I suspect we all implicitly understand what H. B. Charles says in his book, It Happens After Prayer:
The ultimate purpose of prayer is God and His glory, not you and your needs. Prayer is not about prayer itself. It is not about the answers you may get to your prayers. And it’s definitely not about you. It is about God. True prayer is God-centered.
Now, to be clear, Pastor Charles does not mean that God does not care about me and my needs. Not at all. The keyword there is ultimate. Even in His answers to our desires and needs, God does not serve us, but serves the display of His glory, in His grace, by answering our prayers.
And this, if we’re honest, chafes our hearts. Our hearts simply do not want it to be this way. We want our stuff, our needs, to be at the center of the universe. And we want God to exist to serve us. Of course we don’t say this in Sunday School.
But do say it, in our hesitancy to pray. Because we know the moment of prayer then becomes moment of wills, of whose will will be imposed on whom. And we know God is God; He will win. And so we don’t pray. Because we want it the other way.
Of course we are wrong about this. The inner logic of this strain of prayerlessness is completely foolish. It is a contest of wills – that’s true. But the foolish part comes when we think God is up to something that is counter to what we want and what we need. This not true.
On the face of it. For we come to this conclusion out of blindness. God does a lot more answering of our prayers than we think. In our faithlessness we simply don’t look for the answers. But they are there, all over the place. We are more like Rhoda and the praying church of Acts 12 than we realize.

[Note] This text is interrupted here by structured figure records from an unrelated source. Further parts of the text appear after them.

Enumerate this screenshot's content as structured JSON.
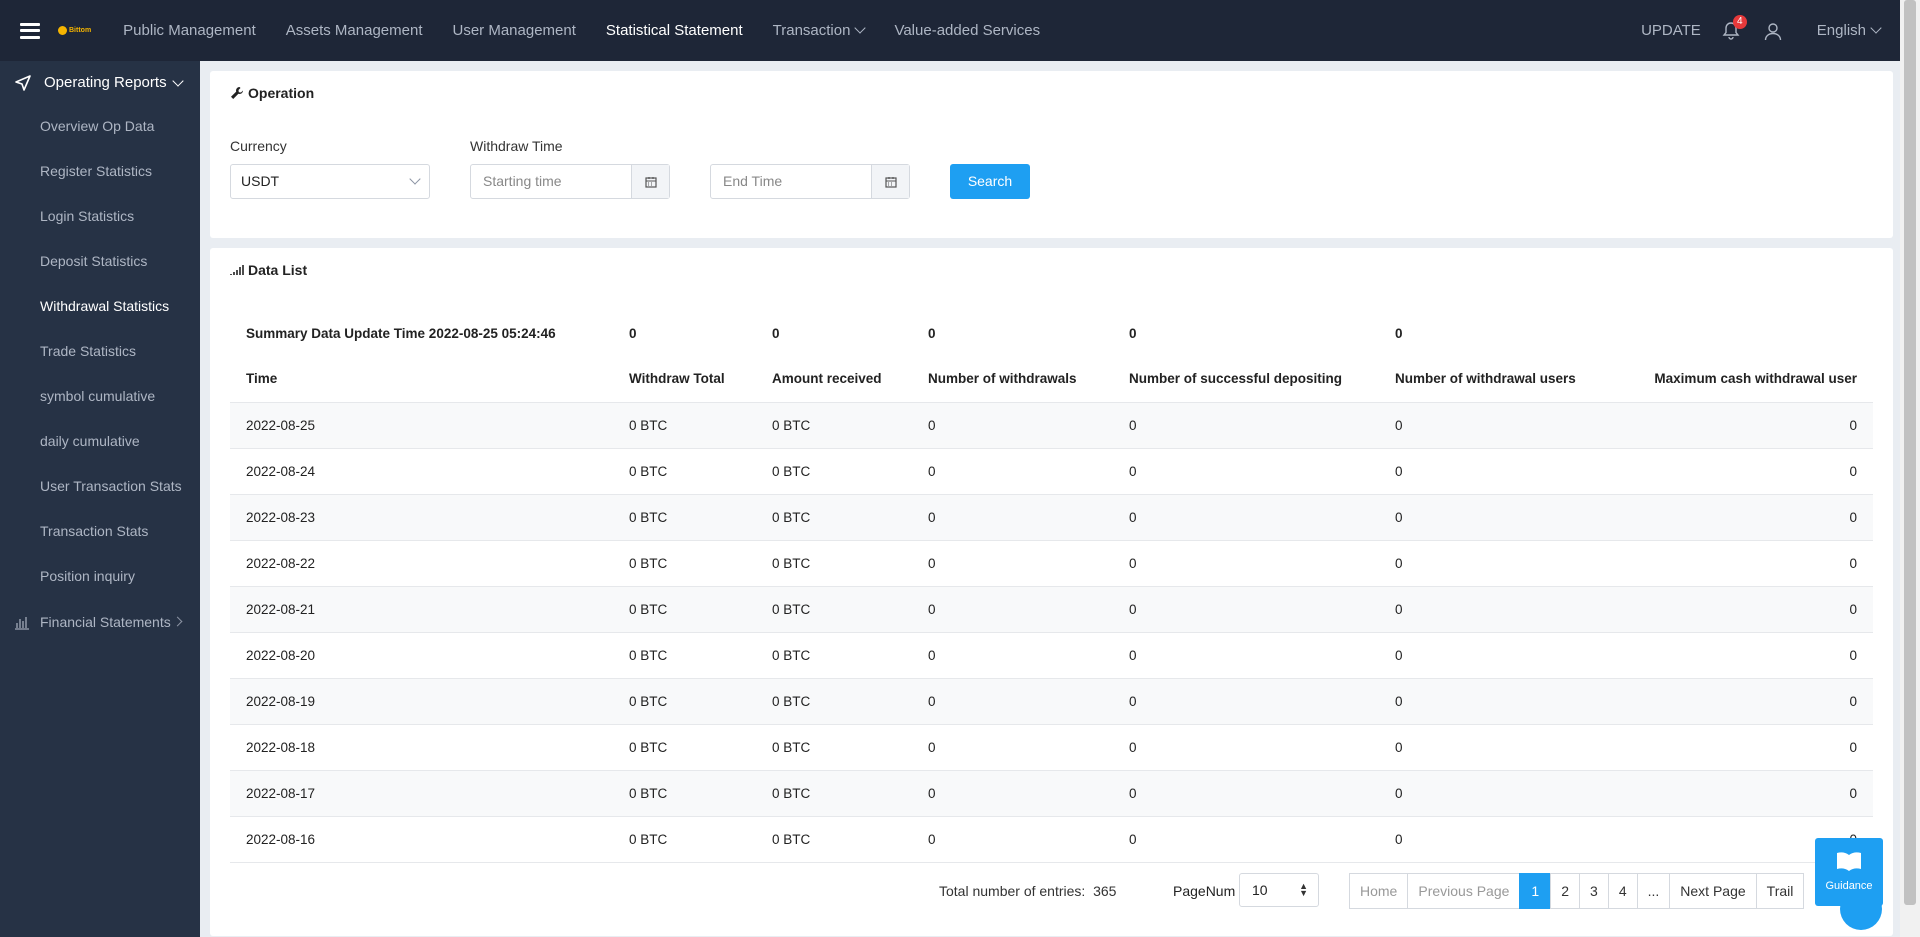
{
  "topbar": {
    "logo_text": "Bittom",
    "nav": [
      "Public Management",
      "Assets Management",
      "User Management",
      "Statistical Statement",
      "Transaction",
      "Value-added Services"
    ],
    "update_label": "UPDATE",
    "notification_count": "4",
    "language": "English"
  },
  "sidebar": {
    "group_label": "Operating Reports",
    "items": [
      "Overview Op Data",
      "Register Statistics",
      "Login Statistics",
      "Deposit Statistics",
      "Withdrawal Statistics",
      "Trade Statistics",
      "symbol cumulative",
      "daily cumulative",
      "User Transaction Stats",
      "Transaction Stats",
      "Position inquiry"
    ],
    "financial_label": "Financial Statements"
  },
  "operation": {
    "title": "Operation",
    "currency_label": "Currency",
    "currency_value": "USDT",
    "withdraw_time_label": "Withdraw Time",
    "start_placeholder": "Starting time",
    "end_placeholder": "End Time",
    "search_label": "Search"
  },
  "data_list": {
    "title": "Data List",
    "summary": {
      "label": "Summary Data Update Time 2022-08-25 05:24:46",
      "values": [
        "0",
        "0",
        "0",
        "0",
        "0"
      ]
    },
    "columns": [
      "Time",
      "Withdraw Total",
      "Amount received",
      "Number of withdrawals",
      "Number of successful depositing",
      "Number of withdrawal users",
      "Maximum cash withdrawal user"
    ],
    "rows": [
      [
        "2022-08-25",
        "0 BTC",
        "0 BTC",
        "0",
        "0",
        "0",
        "0"
      ],
      [
        "2022-08-24",
        "0 BTC",
        "0 BTC",
        "0",
        "0",
        "0",
        "0"
      ],
      [
        "2022-08-23",
        "0 BTC",
        "0 BTC",
        "0",
        "0",
        "0",
        "0"
      ],
      [
        "2022-08-22",
        "0 BTC",
        "0 BTC",
        "0",
        "0",
        "0",
        "0"
      ],
      [
        "2022-08-21",
        "0 BTC",
        "0 BTC",
        "0",
        "0",
        "0",
        "0"
      ],
      [
        "2022-08-20",
        "0 BTC",
        "0 BTC",
        "0",
        "0",
        "0",
        "0"
      ],
      [
        "2022-08-19",
        "0 BTC",
        "0 BTC",
        "0",
        "0",
        "0",
        "0"
      ],
      [
        "2022-08-18",
        "0 BTC",
        "0 BTC",
        "0",
        "0",
        "0",
        "0"
      ],
      [
        "2022-08-17",
        "0 BTC",
        "0 BTC",
        "0",
        "0",
        "0",
        "0"
      ],
      [
        "2022-08-16",
        "0 BTC",
        "0 BTC",
        "0",
        "0",
        "0",
        "0"
      ]
    ]
  },
  "pagination": {
    "total_label": "Total number of entries:",
    "total_value": "365",
    "pagenum_label": "PageNum",
    "pagenum_value": "10",
    "home": "Home",
    "previous": "Previous Page",
    "pages": [
      "1",
      "2",
      "3",
      "4",
      "..."
    ],
    "next": "Next Page",
    "trail": "Trail"
  },
  "guidance_label": "Guidance",
  "colors": {
    "primary": "#1e9ff2",
    "topbar": "#1e2637",
    "sidebar": "#263245",
    "badge": "#e6393b"
  }
}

But there is something deeper going on, in our hearts. We are simply more like stubborn donkeys than we care to admit. There still resides within us an insane resistance to the goodness of God, that has yet to be transformed by His grace. And so the way forward, towards that transformation, is by prayer. We do the thing we do not want to do. And perhaps, our first prayer must be for God to change what we want – to change our hearts. “I believe; help my unbelief.”
And in that moment, we are one step closer in likeness to Jesus, who told His Father in the Garden, “Let this cup pass from me. Yet not my will, but yours be done.” In Gethsemane Jesus is “re-doing” what happened in the Garden of Eden, where our first father and mother ruined everything by following their own stubborn wills. He goes before us, submitting His will to the Father, so we could be freed once and for all from our stubborn hearts.